Several newspapers Monday compared the planned naval rescue to the 1940 evacuation of thousands of Allied soldiers from the beaches of northern France when they were cut off by the German army during World War II.
The crisis has occurred in the midst of the closest British election campaign in decades, and although politicians have tried to present a united front, the Labour government's response could make or break its bid for re-election.
Brown briefed leaders of the opposition Conservative and Liberal Democrat parties on events at the weekend, and both publicly pledged their support for the government's naval plan Monday.
"The government has got to do everything it can in order to help, so I welcome this announcement," said Conservative leader Cameron -- although he insisted on taking some of the credit for the idea.

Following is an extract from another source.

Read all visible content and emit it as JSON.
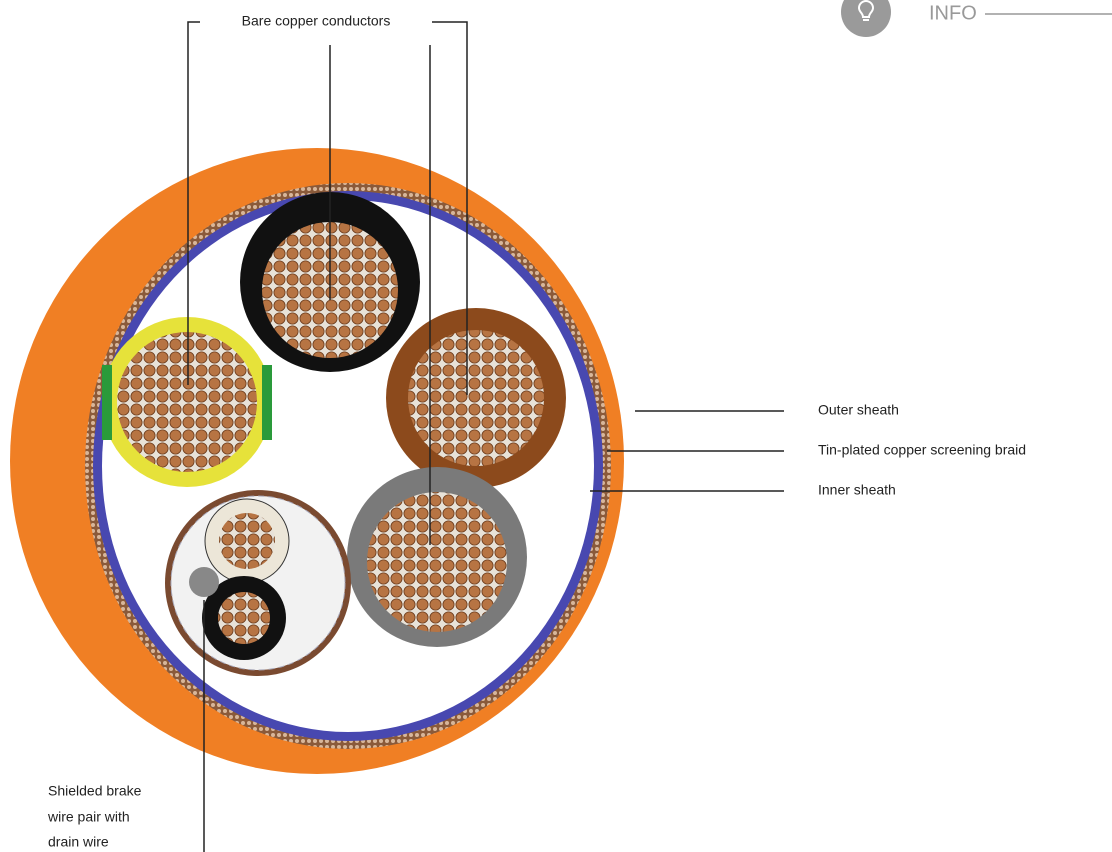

"The idea of using the Royal Navy was actually something the Conservative Party very constructively suggested and I am delighted the government has taken it up," he said.
Lib Dem leader Nick Clegg, who experienced a boost in polls following a much-praised performance in a leaders' television debate on Thursday, also supported the government's approach.
His three young sons are among those stranded in Spain, where they had been visiting his Spanish in-laws.
"I fully support what the government's doing," Clegg told the BBC, adding: "I don't think this is a situation where politicians should start scoring points off each other."
He and Cameron have reason to be worried, however, as Brown has in the past benefited from crises, when his oft-criticised seriousness is seen as an asset.
Shortly after he succeeded Tony Blair as prime minister in June 2007, Brown's handling of foiled car bombings, floods and a major foot-and-mouth disease outbreak was credited with a surge in his poll ratings.
This collapsed within months after he cancelled widely anticipated snap elections, and Labour has trailed the Conservatives ever since.